Each simulation should track on individual IO requests followed by a SUM line that has computed the some statistics of the overall run. (see reference outputs).


For each IO request create a following line (5 shown).

0:     1     1   431

1:    87   467   533

2:   280   431   467

3:   321   533   762

4:   505   762   791


Created by

printf(“%5d: %5d %5d %5d\n”, i, req->arrival_time, r->start_time, r->end_time); –   IO-op# ,

  • its arrival to the system (same as inputfile)
  • its disk start time
  • its disk end time



and for the complete run a SUM line:


total_time:         total simulated time, i.e. until the last I/O request has completed. tot_movement: total number of tracks the head had to be moved

avg_turnaround: average turnaround time per operation from time of submission to time of completion avg_waittime: average wait time per operation, i.e. time from submission to issue of the IO request to start of disk operation

max_waittime:      maximum wait time for any IO operation.


Created by

printf(“SUM: %d %d %.2lf %.2lf %d\n”,

total_time,    tot_movement,   avg_turnaround,    avg_waittime,    max_waittime);


Various sample input and outputs are provided on the website.

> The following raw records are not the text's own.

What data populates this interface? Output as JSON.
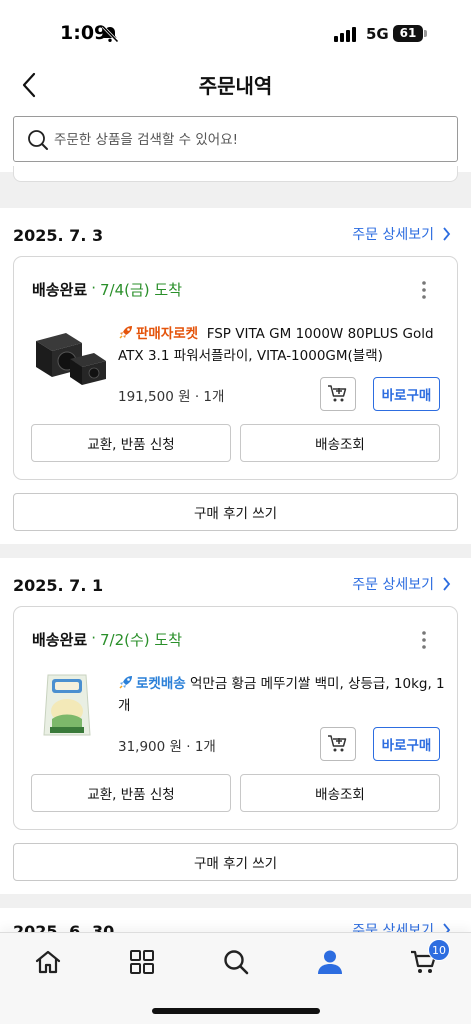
{
  "status_bar": {
    "time": "1:09",
    "network": "5G",
    "battery": "61"
  },
  "header": {
    "title": "주문내역"
  },
  "search": {
    "placeholder": "주문한 상품을 검색할 수 있어요!"
  },
  "orders": [
    {
      "date": "2025. 7. 3",
      "detail_label": "주문 상세보기",
      "status": "배송완료",
      "separator": "·",
      "arrival": "7/4(금) 도착",
      "product": {
        "badge": "판매자로켓",
        "name": "FSP VITA GM 1000W 80PLUS Gold ATX 3.1 파워서플라이, VITA-1000GM(블랙)",
        "price_qty": "191,500 원 · 1개"
      },
      "buy_label": "바로구매",
      "exchange_label": "교환, 반품 신청",
      "tracking_label": "배송조회",
      "review_label": "구매 후기 쓰기"
    },
    {
      "date": "2025. 7. 1",
      "detail_label": "주문 상세보기",
      "status": "배송완료",
      "separator": "·",
      "arrival": "7/2(수) 도착",
      "product": {
        "badge": "로켓배송",
        "name": "억만금 황금 메뚜기쌀 백미, 상등급, 10kg, 1개",
        "price_qty": "31,900 원 · 1개"
      },
      "buy_label": "바로구매",
      "exchange_label": "교환, 반품 신청",
      "tracking_label": "배송조회",
      "review_label": "구매 후기 쓰기"
    },
    {
      "date": "2025. 6. 30",
      "detail_label": "주문 상세보기"
    }
  ],
  "bottom_nav": {
    "items": [
      "home-icon",
      "categories-icon",
      "search-icon",
      "my-page-icon",
      "cart-icon"
    ],
    "cart_count": "10",
    "active_color": "#2d6de0"
  },
  "colors": {
    "accent": "#2d6de0",
    "delivered_green": "#2a8f2a",
    "seller_rocket": "#e4540b",
    "rocket": "#2b80d8"
  }
}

Please look at the sum results and identify what different characteristics the schedulers exhibit.


You can make the following assumptions:

– at most 10000 IO operations will be tested, so its OK to first read all requests from the file before processing.  – you never have two IO requests arrive at the same time


I suggest, you don’t use discrete event simulation. You can write a loop that increments simulation time by one and checks whether any action is to be taken. In that case you have to check in the following order.

  • Did a new I/O arrive to the system at this time, if so add to IO-queue
  • Is an IO active and completed at this time
  • Is an IO active but did not complete, then move the head by one sector/track/unit in the direction it is going (to simulate seek)
  • Is no IO request active now (after (2)) but IO requests are pending? Fetch and start a new IO.

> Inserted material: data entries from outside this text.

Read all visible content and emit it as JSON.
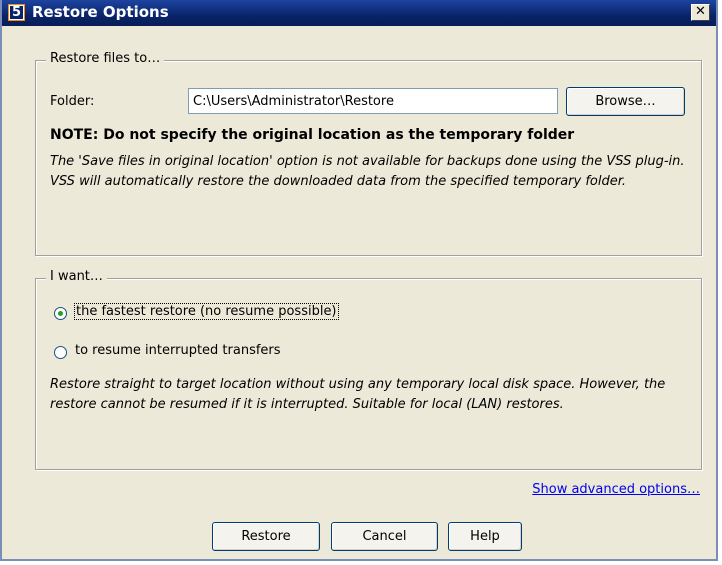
{
  "window": {
    "title": "Restore Options",
    "app_icon_glyph": "5",
    "close_glyph": "✕"
  },
  "restore_files": {
    "legend": "Restore files to…",
    "folder_label": "Folder:",
    "folder_value": "C:\\Users\\Administrator\\Restore",
    "browse_label": "Browse…",
    "note_title": "NOTE: Do not specify the original location as the temporary folder",
    "note_text": "The 'Save files in original location' option is not available for backups done using the VSS plug-in. VSS will automatically restore the downloaded data from the specified temporary folder."
  },
  "i_want": {
    "legend": "I want…",
    "options": [
      {
        "label": "the fastest restore (no resume possible)",
        "checked": true
      },
      {
        "label": "to resume interrupted transfers",
        "checked": false
      }
    ],
    "description": "Restore straight to target location without using any temporary local disk space. However, the restore cannot be resumed if it is interrupted. Suitable for local (LAN) restores."
  },
  "advanced_link": "Show advanced options…",
  "buttons": {
    "restore": "Restore",
    "cancel": "Cancel",
    "help": "Help"
  }
}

When switching queues in FLOOK you always continue in the direction you were going from the current position, until the queue is empty then switch direction until empty and then switch the queues. While other variants are possible, I simply chose this one this time.


Additional Information:


As usual, I provide some more detailed tracing information to help you overcome problems. Note your code only needs to provide the ‘SUM line’ and the result line per IO request from above.


In addition I provide three options –v, -q, -f to debug deeper into IO tracing and IO queues.


The –v execution trace contains 3 different operations (add a request to the IO-queue, issue an operation to the disk and finish a disk operation). Following is an example of tracking IO-op 21 through the times 2827..2892 from submission to completion.


2827:    21 add 204                 //  21 is the IO-op # (starting with 0) and 204 is the track# requested

2827:    21 issue 204 269        //  21 is the IO-op #, 204 is the track# requested, 269 is the current track#

2892:    21 finish 65                 //  21 is the IO-op #, 65 is total length of the io from request to completion


Finally, I provide a summary line for each io-request which consolidates the trace into a single line per IO, providing the following information:



-q shows the details of the IO queue and –f shows additional queue information during the FLOOK.

Queue entries are tuples during add [ ior# : #io-track ] or triplets during get [ ior# : io-track# : distance ],  where distance is negative if it goes into the opposite direction (where applicable )


To get to these, log into course machines at NYU and use ~frankeh/Public/iosched   reference program.